Saul Kripke provides us with a clear way of how we understand and use names in Naming and Necessity. While this solves the problem of how we attribute and understand proper names an interesting question arises when we look to examine scientific units of measure such as meter, mile kilometer and rates. We can now ask ourselves what is in a measure just as Kripke had asked what is in a name. Is a unit of measure synonymous with all definitions for a unit of measure and how do we understand units of measure when the unit is represented is not one we are familiar with.
". . . using this definition not to give the meaning of what he called the ‘meter’, but to fix the reference. (For such an abstract thing as a unit of length, the notion of reference may be unclear. But let’s suppose it’s clear enough for the present purposes). He uses it to fix a reference.There is a certain length which he wants to mark out. He marks it out by an accidental property, namely that there is a stick of that length."(Kripke, S (1980) Naming And Necessity, Oxford.)
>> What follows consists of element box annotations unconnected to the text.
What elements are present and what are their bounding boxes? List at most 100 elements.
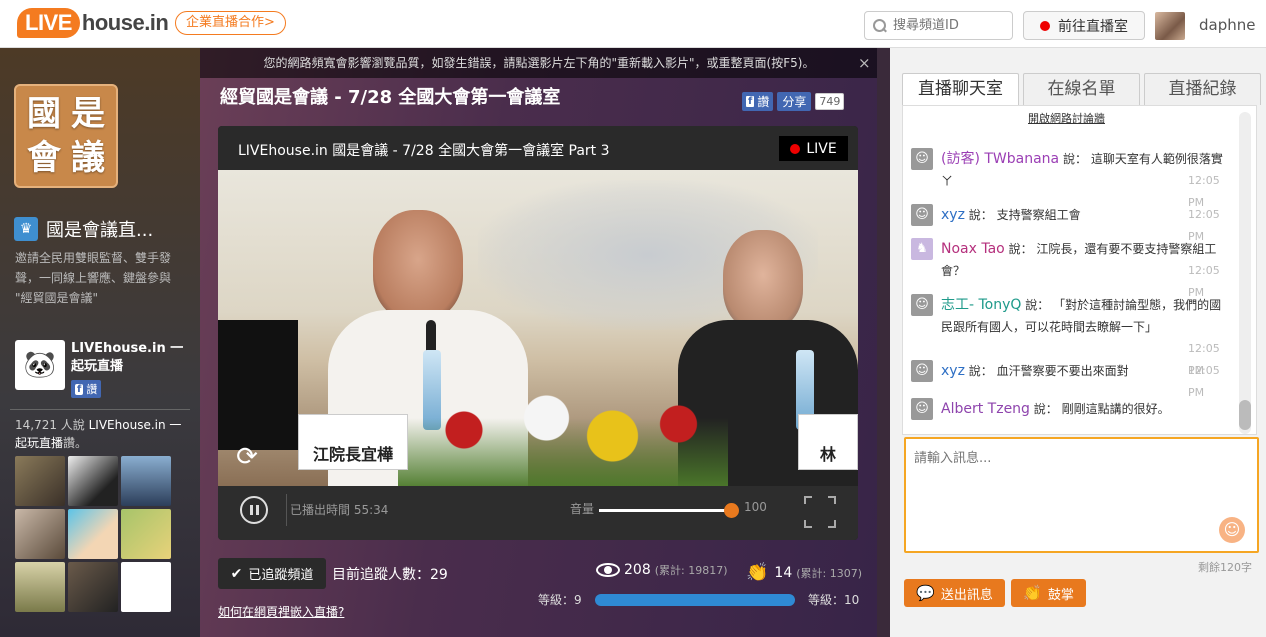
video-frame[interactable]: 江院長宜樺 林 ⟳ [218,170,858,486]
fan-avatar[interactable] [68,562,118,612]
user-avatar-icon: ☺ [911,360,933,382]
level-progress-bar [595,594,795,606]
fb-count-prefix: 14,721 人說 [15,418,89,432]
live-badge: LIVE [779,136,848,161]
reload-video-icon[interactable]: ⟳ [232,442,262,472]
channel-description: 邀請全民用雙眼監督、雙手發聲，一同線上響應、鍵盤參與 "經貿國是會議" [15,251,172,305]
follow-label: 已追蹤頻道 [248,568,314,583]
fan-avatar[interactable] [15,456,65,506]
fan-avatar[interactable] [15,509,65,559]
user-name[interactable]: daphne [1199,16,1255,34]
clap-button[interactable]: 👏 鼓掌 [1011,579,1086,607]
chat-message: ☺ xyz 說： 血汗警察要不要出來面對 12:05 PM [911,360,1233,399]
next-level: 等級：10 [808,593,860,607]
tab-online-list[interactable]: 在線名單 [1023,73,1140,105]
fullscreen-icon[interactable] [804,496,836,528]
bandwidth-notice: 您的網路頻寬會影響瀏覽品質，如發生錯誤，請點選影片左下角的"重新載入影片"，或重… [200,48,878,78]
player-title: LIVEhouse.in 國是會議 - 7/28 全國大會第一會議室 Part … [238,143,610,159]
fan-avatars-grid [15,456,171,612]
video-nameplate: 江院長宜樺 [298,414,408,470]
search-input[interactable] [893,18,1003,33]
live-label: LIVE [806,140,837,157]
fb-like-button[interactable]: f 讚 [71,380,102,398]
video-player[interactable]: LIVEhouse.in 國是會議 - 7/28 全國大會第一會議室 Part … [218,126,858,540]
fan-avatar[interactable] [68,456,118,506]
open-forum-link[interactable]: 開啟網路討論牆 [1028,110,1105,126]
logo-char: 國 [27,94,61,134]
clap-icon: 👏 [1023,584,1042,602]
view-count: 208 [624,562,651,578]
fan-avatar[interactable] [121,562,171,612]
volume-fill [599,509,732,512]
chat-message-input[interactable] [906,439,1257,551]
fan-avatar[interactable] [15,562,65,612]
player-controls: 已播出時間 55:34 音量 100 [218,486,858,540]
chat-message: ☺ xyz 說： 支持警察組工會 12:05 PM [911,204,1233,243]
user-avatar-icon: ☺ [911,294,933,316]
says-label: 說： [1008,242,1033,256]
chat-text: 剛剛這點講的很好。 [1061,402,1170,416]
clap-icon: 👏 [746,562,769,583]
says-label: 說： [968,208,993,222]
send-label: 送出訊息 [940,587,993,603]
user-avatar[interactable] [1155,12,1185,40]
send-message-button[interactable]: 💬 送出訊息 [904,579,1005,607]
view-stat: 208 (累計: 19817) [596,562,728,578]
close-notice-icon[interactable]: × [858,54,871,72]
clap-label: 鼓掌 [1047,587,1074,603]
channel-sidebar: 國 是 會 議 ♛ 國是會議直... 邀請全民用雙眼監督、雙手發聲，一同線上響應… [0,48,200,637]
video-nameplate: 林 [798,414,858,470]
fb-count-suffix: 讚。 [63,436,88,450]
share-count: 749 [815,93,845,110]
channel-search[interactable] [864,11,1013,40]
fb-like-count: 14,721 人說 LIVEhouse.in 一起玩直播讚。 [15,416,190,452]
fan-avatar[interactable] [121,509,171,559]
chat-username[interactable]: Albert Tzeng [941,401,1030,417]
says-label: 說： [968,364,993,378]
pause-button[interactable] [240,496,268,524]
chat-tabs: 直播聊天室 在線名單 直播紀錄 [902,73,1265,105]
chat-username[interactable]: xyz [941,363,965,379]
channel-logo[interactable]: 國 是 會 議 [14,84,118,188]
divider [10,409,190,410]
chat-input-box[interactable]: ☺ [904,437,1259,553]
main-content: 您的網路頻寬會影響瀏覽品質，如發生錯誤，請點選影片左下角的"重新載入影片"，或重… [200,48,890,637]
chat-username[interactable]: Noax Tao [941,241,1005,257]
emoji-icon[interactable]: ☺ [1219,517,1245,543]
fb-like-button[interactable]: f 讚 [742,92,774,111]
volume-knob[interactable] [724,503,739,518]
chat-message: ☺ Albert Tzeng 說： 剛剛這點講的很好。 [911,398,1233,420]
chat-username[interactable]: (訪客) TWbanana [941,151,1059,167]
fan-avatar[interactable] [68,509,118,559]
clap-stat: 👏 14 (累計: 1307) [746,562,862,583]
follow-channel-button[interactable]: ✔ 已追蹤頻道 [218,558,326,589]
livehouse-logo[interactable]: LIVE house.in [17,3,169,43]
chat-text: 血汗警察要不要出來面對 [996,364,1129,378]
player-title-bar: LIVEhouse.in 國是會議 - 7/28 全國大會第一會議室 Part … [218,126,858,170]
goto-live-room-button[interactable]: 前往直播室 [1023,11,1145,40]
fb-share-button[interactable]: 分享 [777,92,812,111]
page-scrollbar[interactable] [877,48,890,637]
volume-label: 音量 [570,502,595,516]
chat-username[interactable]: 志工- TonyQ [941,297,1021,313]
chat-username[interactable]: xyz [941,207,965,223]
view-total: (累計: 19817) [654,564,728,577]
top-navbar: LIVE house.in 企業直播合作> 前往直播室 daphne [0,0,1266,48]
chat-scrollbar[interactable] [1239,112,1251,434]
follower-count: 目前追蹤人數：29 [332,567,448,583]
embed-help-link[interactable]: 如何在網頁裡嵌入直播? [218,603,344,620]
tab-live-history[interactable]: 直播紀錄 [1144,73,1261,105]
chat-scroll-thumb[interactable] [1239,400,1251,430]
tab-live-chat[interactable]: 直播聊天室 [902,73,1019,105]
live-dot-icon [1040,20,1050,31]
volume-slider[interactable] [599,503,739,518]
fan-avatar[interactable] [121,456,171,506]
speech-bubble-icon: 💬 [916,584,935,602]
fb-page-name[interactable]: LIVEhouse.in 一起玩直播 [71,340,191,376]
chat-message: ☺ (訪客) TWbanana 說： 這聊天室有人範例很落實ㄚ 12:05 PM [911,148,1233,209]
enterprise-cooperation-button[interactable]: 企業直播合作> [175,11,286,35]
fb-page-avatar[interactable]: 🐼 [15,340,65,390]
channel-title[interactable]: 國是會議直... [46,216,153,242]
eye-icon [596,563,620,577]
fb-like-label: 讚 [86,383,98,396]
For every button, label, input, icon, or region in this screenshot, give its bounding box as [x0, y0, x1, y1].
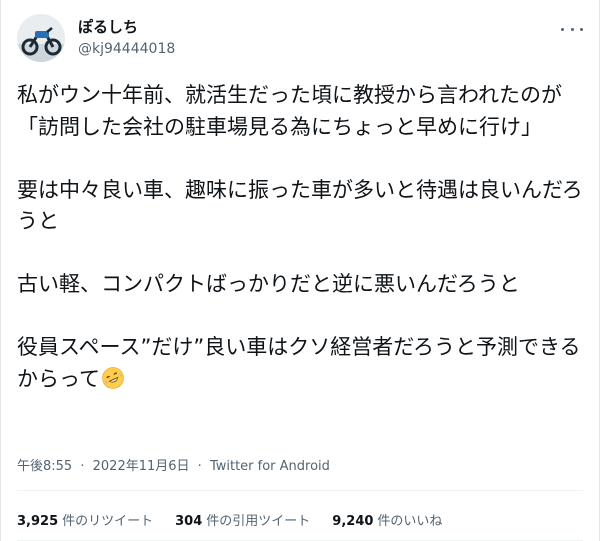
tweet-metadata: 午後8:55 · 2022年11月6日 · Twitter for Androi… — [17, 459, 330, 475]
tweet-text: 私がウン十年前、就活生だった頃に教授から言われたのが 「訪問した会社の駐車場見る… — [17, 83, 583, 391]
engagement-stats: 3,925 件のリツイート 304 件の引用ツイート 9,240 件のいいね — [17, 510, 464, 529]
retweets-stat[interactable]: 3,925 件のリツイート — [17, 510, 154, 529]
rolling-laughing-emoji — [102, 366, 124, 389]
tweet-header: ぽるしち @kj94444018 — [1, 0, 600, 72]
like-label: 件のいいね — [377, 514, 443, 529]
retweet-count: 3,925 — [17, 514, 59, 529]
more-icon[interactable] — [561, 22, 583, 36]
quote-count: 304 — [175, 514, 203, 529]
tweet-time[interactable]: 午後8:55 — [17, 459, 72, 474]
more-dot — [561, 27, 564, 31]
likes-stat[interactable]: 9,240 件のいいね — [332, 510, 443, 529]
tweet-date[interactable]: 2022年11月6日 — [93, 459, 190, 474]
avatar[interactable] — [17, 14, 65, 62]
tweet-text-container: 私がウン十年前、就活生だった頃に教授から言われたのが 「訪問した会社の駐車場見る… — [17, 80, 587, 395]
author-display-name[interactable]: ぽるしち — [78, 18, 138, 36]
like-count: 9,240 — [332, 514, 374, 529]
more-dot — [580, 27, 583, 31]
author-handle[interactable]: @kj94444018 — [78, 40, 175, 58]
retweet-label: 件のリツイート — [62, 514, 154, 529]
meta-separator: · — [197, 459, 202, 474]
tweet-source-link[interactable]: Twitter for Android — [210, 459, 330, 474]
tweet-card: ぽるしち @kj94444018 私がウン十年前、就活生だった頃に教授から言われ… — [0, 0, 600, 541]
more-dot — [570, 27, 574, 31]
divider — [17, 490, 583, 491]
quote-tweets-stat[interactable]: 304 件の引用ツイート — [175, 510, 311, 529]
meta-separator: · — [80, 459, 85, 474]
quote-label: 件の引用ツイート — [206, 514, 311, 529]
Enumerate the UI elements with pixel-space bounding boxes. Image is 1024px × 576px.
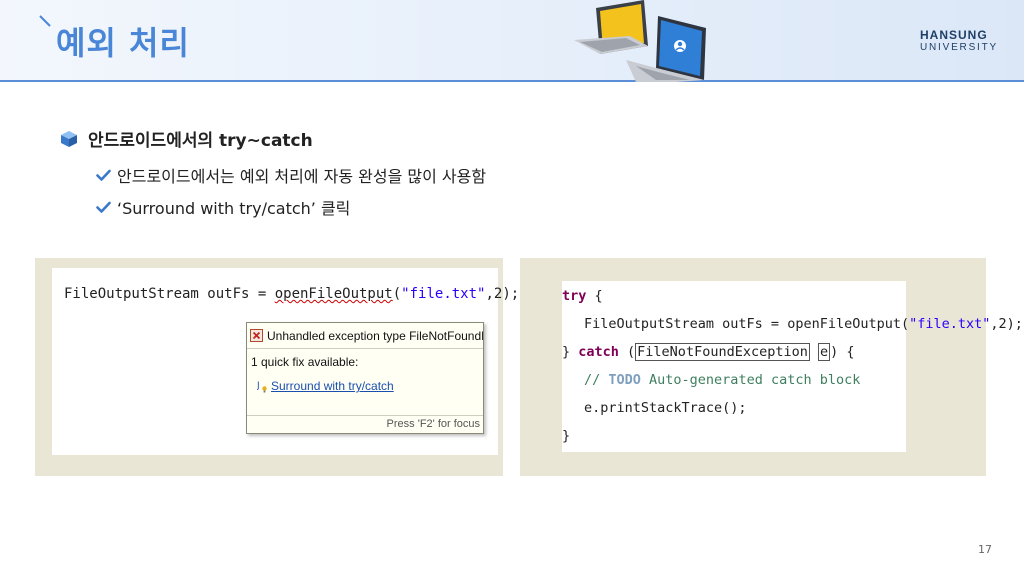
code-line: FileOutputStream outFs = openFileOutput(… [64, 286, 519, 302]
try-catch-result-screenshot: try { FileOutputStream outFs = openFileO… [520, 258, 1023, 476]
bullet-item-2: ‘Surround with try/catch’ 클릭 [96, 195, 350, 219]
title-accent-mark [39, 15, 51, 27]
cube-bullet-icon [61, 130, 77, 147]
quick-fix-link-text[interactable]: Surround with try/catch [271, 379, 394, 393]
code-line-1: try { [562, 288, 603, 304]
popup-footer: Press 'F2' for focus [247, 415, 483, 433]
svg-text:J: J [257, 381, 260, 391]
code-line-6: } [562, 428, 571, 444]
bullet-item-1: 안드로이드에서는 예외 처리에 자동 완성을 많이 사용함 [96, 163, 486, 187]
code-text: ,2); [990, 316, 1023, 332]
popup-header-text: Unhandled exception type FileNotFoundExc… [267, 328, 483, 343]
code-string: "file.txt" [401, 286, 486, 302]
comment-text: Auto-generated catch block [640, 372, 861, 388]
section-heading: 안드로이드에서의 try~catch [60, 126, 313, 151]
lightbulb-icon: J [257, 381, 267, 393]
logo-top-text: HANSUNG [919, 28, 988, 42]
surround-try-catch-link[interactable]: J Surround with try/catch [257, 379, 394, 393]
code-line-4: // TODO Auto-generated catch block [584, 372, 860, 388]
code-line-3: } catch (FileNotFoundException e) { [562, 343, 855, 361]
page-number: 17 [978, 543, 992, 556]
code-method: openFileOutput [274, 286, 393, 302]
code-text: FileOutputStream outFs = openFileOutput( [584, 316, 910, 332]
check-icon [96, 169, 111, 181]
slide-title: 예외 처리 [56, 24, 190, 62]
code-line-5: e.printStackTrace(); [584, 400, 747, 416]
popup-header: Unhandled exception type FileNotFoundExc… [247, 323, 483, 349]
code-text: { [586, 288, 603, 304]
section-title: 안드로이드에서의 try~catch [88, 131, 313, 151]
exception-var: e [818, 343, 831, 361]
comment-todo: TODO [608, 372, 641, 388]
comment-slashes: // [584, 372, 609, 388]
bullet-item-text: ‘Surround with try/catch’ 클릭 [117, 199, 351, 218]
laptops-illustration [574, 0, 706, 82]
keyword-catch: catch [578, 344, 619, 360]
code-text: ( [618, 344, 636, 360]
bullet-item-text: 안드로이드에서는 예외 처리에 자동 완성을 많이 사용함 [117, 167, 487, 186]
code-prefix: FileOutputStream outFs = [64, 286, 275, 302]
exception-type: FileNotFoundException [635, 343, 810, 361]
slide-header: 예외 처리 HANSUNG UNIVERSITY [0, 0, 1024, 82]
code-line-2: FileOutputStream outFs = openFileOutput(… [584, 316, 1023, 332]
university-logo: HANSUNG UNIVERSITY [920, 28, 998, 53]
code-string: "file.txt" [909, 316, 991, 332]
code-editor-before: FileOutputStream outFs = openFileOutput(… [52, 268, 519, 455]
code-text: ) { [830, 344, 855, 360]
check-icon [96, 201, 111, 213]
quick-fix-screenshot: FileOutputStream outFs = openFileOutput(… [35, 258, 519, 476]
popup-subtitle: 1 quick fix available: [251, 355, 359, 369]
code-editor-after: try { FileOutputStream outFs = openFileO… [562, 281, 1023, 452]
error-icon [250, 329, 263, 342]
quick-fix-popup: Unhandled exception type FileNotFoundExc… [246, 322, 484, 434]
code-open-paren: ( [392, 286, 402, 302]
code-text: } [562, 344, 579, 360]
code-rest: ,2); [485, 286, 520, 302]
keyword-try: try [562, 288, 587, 304]
logo-bottom-text: UNIVERSITY [919, 42, 998, 53]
While this provides us with a better understanding of how a meter is fixed to a reference it seems apparently strange that in everyday conversations we are able to so interchangeably use and comprehend large non fixed units of measure. It seems as though the we can interchangeably switch and comprehend large and maybe even previously unknown units of measure in everyday conversation. For example we not be familiar with the unit of length in terms of meter but we may be able to use this effectively in a conversation if we have a reference not to the abstract length of a meter but of a known entity such that a football field is 100 meters long. The question now that we can asked is how do we address the use of measure in everyday language as the use of such seems to go beyond the fixed reference posed by Kripke?
As mentioned, Kripke touches upon this in Naming and Necessity, and Wittgenstein does in Philosophical Investigations. This is also touched upon in the article Wittgenstein on the Standard Metre by W.J. Pollock.